Er grölt los. „Keine Ahnung, aber es ist lustig!“
Bei so viel Gelächter kann man nicht ernst daneben stehen und wir lachen mit.
Im dritten Versuch gackert er schon im ersten Takt los und ist gar nicht zu beruhigen. Er versichert zwar, dass er nicht über uns lacht, aber einen Grund kann er auch nicht nennen.
Im vierten Anlauf wälzt er sich wiehernd auf dem Boden.
Es ist ja schön, dass ihm offenbar nichts mehr weh tut, denn sonst könnte er nicht so ungehindert Luft holen, um sie gleich darauf wieder heraus zu lassen, aber ein bisschen seltsam ist sein Verhalten schon!
„Man fragt sich ja, an welcher Schraube da mal gedreht werden müsste“, stellt Lisanne trocken in den Raum.
„Hat er doch wieder angefangen mit Drogen? Und wenn ja, wie heißt das Zeug?“, fragt Merle grinsend, „Ich will das auch haben!“
Beim dem Stichwort ist mir auf einmal alles sonnenklar. „Es sind keine Drogen. Zumindest keine, die man irgendwo kaufen könnte. Das da“, ich zeige auf Miloš, der vor Lachen kaum noch Luft kriegt, „macht der Heilige Geist.“
„Wer?“, fragt Merle, und zugleich Lisanne: „Nicht im Ernst, oder?“
„Doch. Völliger Ernst.“ Für Merle fasse ich in Kürze zusammen: „Vater, Sohn, Heiliger Geist. Dreieinigkeit, schon mal gehört? Um den Heiligen Geist wird es jetzt öfter gehen.“
Skeptisch schaut sie mich an. „Könnte das mit der Schraube auch bei dir nötig sein? Na, mal ehrlich, ist das schlimm, was er hat? Ich meine, geht das vorbei? Du kennst dich doch aus mit dem Geist.“
„Von wegen, ich weiß, dass ich nichts weiß. Es geht vorbei, ja, und es ist nicht schlimm, und ihr hättet ihn mal vor einer Woche erleben sollen. Da war er von Freitagabend bis Sonntagmorgen breit.“
Lisanne zieht mich beiseite und bittet nachdrücklich: „Sag mir, was er eingenommen oder geraucht hat.“
„Der Kerl ist stocknüchtern. Es ist, wie ich es gesagt habe: der Heilige Geist.“
„Nimm mich bitte nicht auf den Arm. Der Heilige Geist ist der Vermittler zwischen Gott und uns Menschen, aber von solchen Albernheiten steht nichts in der Bibel.“
„Von vielen Dingen des heutigen Lebens steht nichts in der Bibel.“
Ihre entschiedene Handbewegung sagt schon alles. „Du findest in der Bibel Antworten auf alle Fragen.

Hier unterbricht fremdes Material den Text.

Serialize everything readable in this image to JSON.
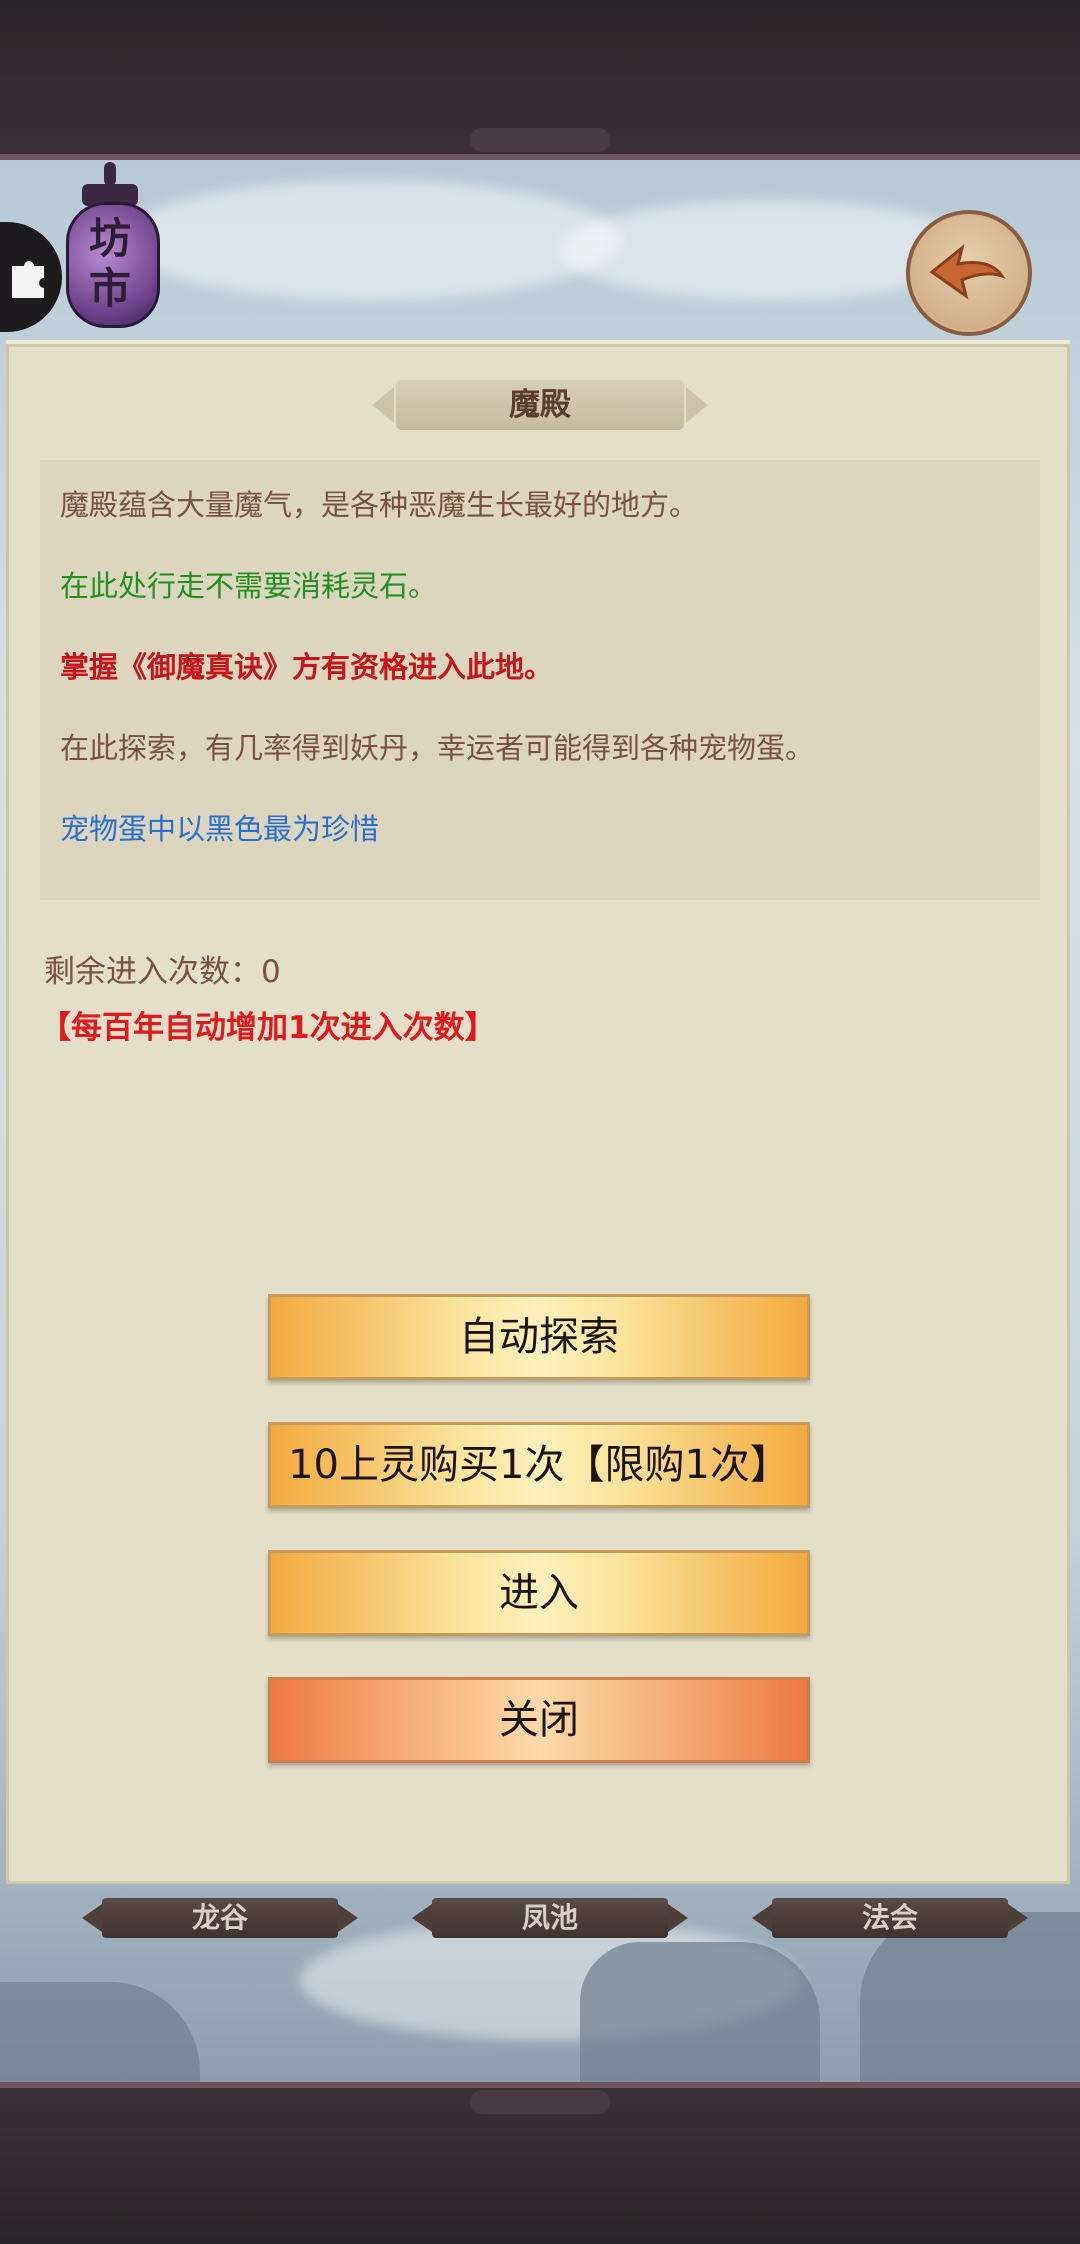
{
  "header": {
    "lantern_text": "坊市",
    "back_icon": "back-arrow-icon",
    "side_icon": "puzzle-icon"
  },
  "panel": {
    "title": "魔殿",
    "descriptions": [
      {
        "text": "魔殿蕴含大量魔气，是各种恶魔生长最好的地方。",
        "color": "#7a5340"
      },
      {
        "text": "在此处行走不需要消耗灵石。",
        "color": "#23901f"
      },
      {
        "text": "掌握《御魔真诀》方有资格进入此地。",
        "color": "#c6161a"
      },
      {
        "text": "在此探索，有几率得到妖丹，幸运者可能得到各种宠物蛋。",
        "color": "#7a5340"
      },
      {
        "text": "宠物蛋中以黑色最为珍惜",
        "color": "#2b6fd0"
      }
    ],
    "remaining": "剩余进入次数：0",
    "notice": "【每百年自动增加1次进入次数】"
  },
  "buttons": {
    "auto_explore": "自动探索",
    "buy": "10上灵购买1次【限购1次】",
    "enter": "进入",
    "close": "关闭"
  },
  "bottom_nav": [
    "龙谷",
    "凤池",
    "法会"
  ]
}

Aber lass uns bitte nicht darüber diskutieren, wir wissen beide, dass wir unterschiedliche Ansichten haben bei dem Thema.“
Ziemlich viele Glaubensgeschwister in der Kirche haben bei diesem Thema andere Ansichten als ich. Lisanne ist eine der wenigen, die meine Ansichten akzeptiert, auch wenn sie sie nicht teilt.(205) Auf den ersten Blick merkt es niemand, aber ich bin dadurch ziemlich isoliert. Weil ich nicht ständig „bekehrt“ werden will, behalte ich meine Meinung für mich. Ich sollte mich wirklich auf die Suche machen nach einer besser passenden Glaubensgemeinschaft. Und den Heilig-Geist-Junkie muss ich dringend mitnehmen, erstens um ihn vor den Kirchenleuten zu schützen und zweitens, um die Kirchenleute vor den neuen Entwicklungen zu schützen. Sonst nimmt es kein gutes Ende mit ihm und seinem jungen Glaubensleben.

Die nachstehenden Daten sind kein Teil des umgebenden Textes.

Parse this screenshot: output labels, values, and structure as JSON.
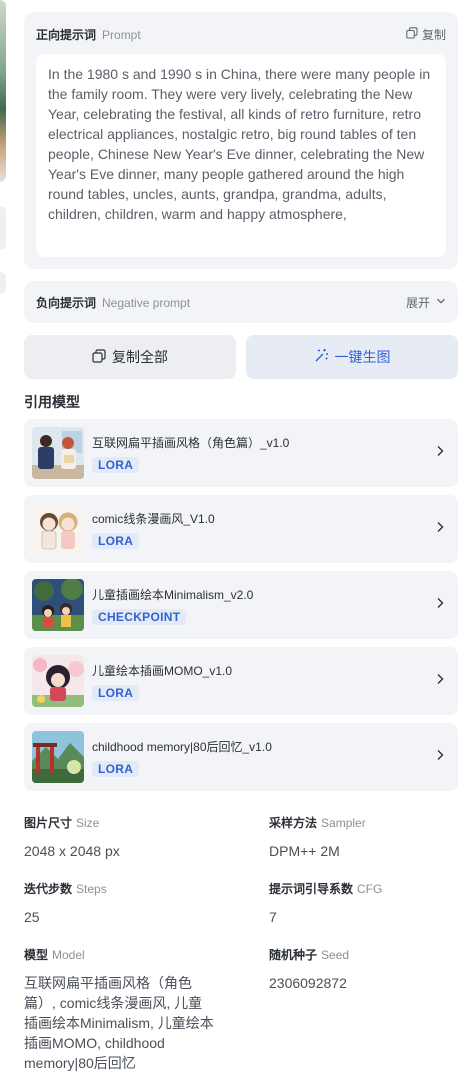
{
  "prompt": {
    "title": "正向提示词",
    "title_en": "Prompt",
    "copy_label": "复制",
    "text": "In the 1980 s and 1990 s in China, there were many people in the family room. They were very lively, celebrating the New Year, celebrating the festival, all kinds of retro furniture, retro electrical appliances, nostalgic retro, big round tables of ten people, Chinese New Year's Eve dinner, celebrating the New Year's Eve dinner, many people gathered around the high round tables, uncles, aunts, grandpa, grandma, adults, children, children, warm and happy atmosphere,"
  },
  "negative": {
    "title": "负向提示词",
    "title_en": "Negative prompt",
    "expand_label": "展开"
  },
  "actions": {
    "copy_all": "复制全部",
    "generate": "一键生图"
  },
  "models_title": "引用模型",
  "models": [
    {
      "name": "互联网扁平插画风格（角色篇）_v1.0",
      "type": "LORA"
    },
    {
      "name": "comic线条漫画风_V1.0",
      "type": "LORA"
    },
    {
      "name": "儿童插画绘本Minimalism_v2.0",
      "type": "CHECKPOINT"
    },
    {
      "name": "儿童绘本插画MOMO_v1.0",
      "type": "LORA"
    },
    {
      "name": "childhood memory|80后回忆_v1.0",
      "type": "LORA"
    }
  ],
  "params": {
    "size": {
      "label": "图片尺寸",
      "label_en": "Size",
      "value": "2048 x 2048 px"
    },
    "sampler": {
      "label": "采样方法",
      "label_en": "Sampler",
      "value": "DPM++ 2M"
    },
    "steps": {
      "label": "迭代步数",
      "label_en": "Steps",
      "value": "25"
    },
    "cfg": {
      "label": "提示词引导系数",
      "label_en": "CFG",
      "value": "7"
    },
    "model": {
      "label": "模型",
      "label_en": "Model",
      "value": "互联网扁平插画风格（角色篇）, comic线条漫画风, 儿童插画绘本Minimalism, 儿童绘本插画MOMO, childhood memory|80后回忆"
    },
    "seed": {
      "label": "随机种子",
      "label_en": "Seed",
      "value": "2306092872"
    }
  },
  "colors": {
    "accent": "#2f63d4",
    "card_bg": "#f3f4f7"
  }
}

Vorher muss ich aber meine Bandkolleginnen davon abhalten, ihn zum Ausnüchtern unter die Dusche zu stellen oder was den beiden sonst so einfällt.
„Ich gebe zu, ich hab euch schon oft veräppelt. Aber ich mache keine Witze: Miloš hat keine Drogen genommen und ist auch nicht besoffen. Ich hätte es mitgekriegt, denn wir haben den ganzen Vormittag zusammen verbracht, außer als er bei der Polizei war. Vielleicht können wir ja ohne ihn Musik machen, er kommt schon wieder zu sich. Okay?“
„Und was willst du spielen?“
„Harmoniemeditation?“, biete ich an.
Die beiden nicken.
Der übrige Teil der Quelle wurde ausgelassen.